• Care for your team. This means knowing what is important to each member: their health, their spouses, their children, their relatives, their interests, their hopes, their fears.
• Meet your team. Frequently - daily, weekly or monthly, depending on the place and type of work you do - have a meeting of all team members. Keep the meeting short, focused and action-oriented. Make sure each team member contributed in some way and admit that.
• Train your team. Each member of the team must have at least two days of training a year. New partners and more senior should have more. If they did not ask to go on training sessions, suggest some suitable courses.
• Grow your team. Through a variety of experience and training regularly, you need to develop each team member to be more and more confident and more skilled.
• Inspire your team. Consider making a motivational quote or story every week or month
• Set objectives for each team member. As far as possible, such as SMART objectives - Achieved Specific Measurable Timed source.
• Evaluate the performance of each team member. At least once a year - at least quarterly for the first year of a new team member - have a review session where you assess performance, give feed-back and agree future objectives and training.
• Receive constantly. The words "Thank you" take seconds to say, but means so much.
• Praise always. The words "Well done" take seconds to say, but will long be remembered and appreciated.
• Communicate on an ongoing basis. Do not assume that people know what you are doing, still less what you are planning or thinking. Tell them, using all the communication tools to hand: team briefings, electronic newsletters, newspapers organizations.
• Representative. You do not have to do everything. Develop your team members to train them to do more and trusting them to take over some of the things you have done.
• Empower. A leader who truly effective set clear objectives for his team members, but leaves detailed implementation of these objectives to the discretion and judgement of the individual members of the team.
• Facilitate. A confident leader does not try to micro-manage the team, but make it clear that, if team members need advice or help, he was always there to facilitate and support.
• Be on time. Always start meetings on time and finish them on time. Natural breaks keep people fresh. Short meetings concentrate the mind.
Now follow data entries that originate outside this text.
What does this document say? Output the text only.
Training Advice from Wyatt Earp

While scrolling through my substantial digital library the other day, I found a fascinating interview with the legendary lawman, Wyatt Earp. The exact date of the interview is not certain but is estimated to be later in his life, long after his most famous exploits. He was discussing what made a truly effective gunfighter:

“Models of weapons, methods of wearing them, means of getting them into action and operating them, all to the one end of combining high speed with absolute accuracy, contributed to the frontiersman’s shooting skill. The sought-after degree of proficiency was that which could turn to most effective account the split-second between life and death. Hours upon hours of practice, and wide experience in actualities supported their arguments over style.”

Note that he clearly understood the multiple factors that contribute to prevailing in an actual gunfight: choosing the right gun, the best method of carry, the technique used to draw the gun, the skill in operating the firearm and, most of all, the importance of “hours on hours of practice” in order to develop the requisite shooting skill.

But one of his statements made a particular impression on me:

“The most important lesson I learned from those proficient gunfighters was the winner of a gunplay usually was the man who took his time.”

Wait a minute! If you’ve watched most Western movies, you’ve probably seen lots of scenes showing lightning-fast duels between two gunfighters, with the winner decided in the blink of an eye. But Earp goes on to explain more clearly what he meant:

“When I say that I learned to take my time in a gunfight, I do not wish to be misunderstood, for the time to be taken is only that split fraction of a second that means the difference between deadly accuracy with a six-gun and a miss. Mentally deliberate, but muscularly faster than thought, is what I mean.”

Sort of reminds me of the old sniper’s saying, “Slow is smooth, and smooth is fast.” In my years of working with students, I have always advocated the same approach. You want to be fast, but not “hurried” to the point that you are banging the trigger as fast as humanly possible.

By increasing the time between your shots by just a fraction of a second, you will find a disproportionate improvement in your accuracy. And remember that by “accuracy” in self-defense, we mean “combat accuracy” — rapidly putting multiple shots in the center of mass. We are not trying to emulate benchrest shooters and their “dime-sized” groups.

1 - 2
• Really listen. Many of us - especially those who think they are important - not really listening, but instead think about what they are going to say next. Give the speaker your full attention to you and really take on board what they are saying.
• Accept honest criticism. Criticism is hard to take, particularly from a relative, friend, acquaintance or stranger - but it is a powerful tool of learning. Above all, assess criticism on merit, without regard to the originator.
• Have a mentor or friend, someone who does the same job in the same or a similar organization with whom you can regularly and frankly discuss your progress and problems you as a leader.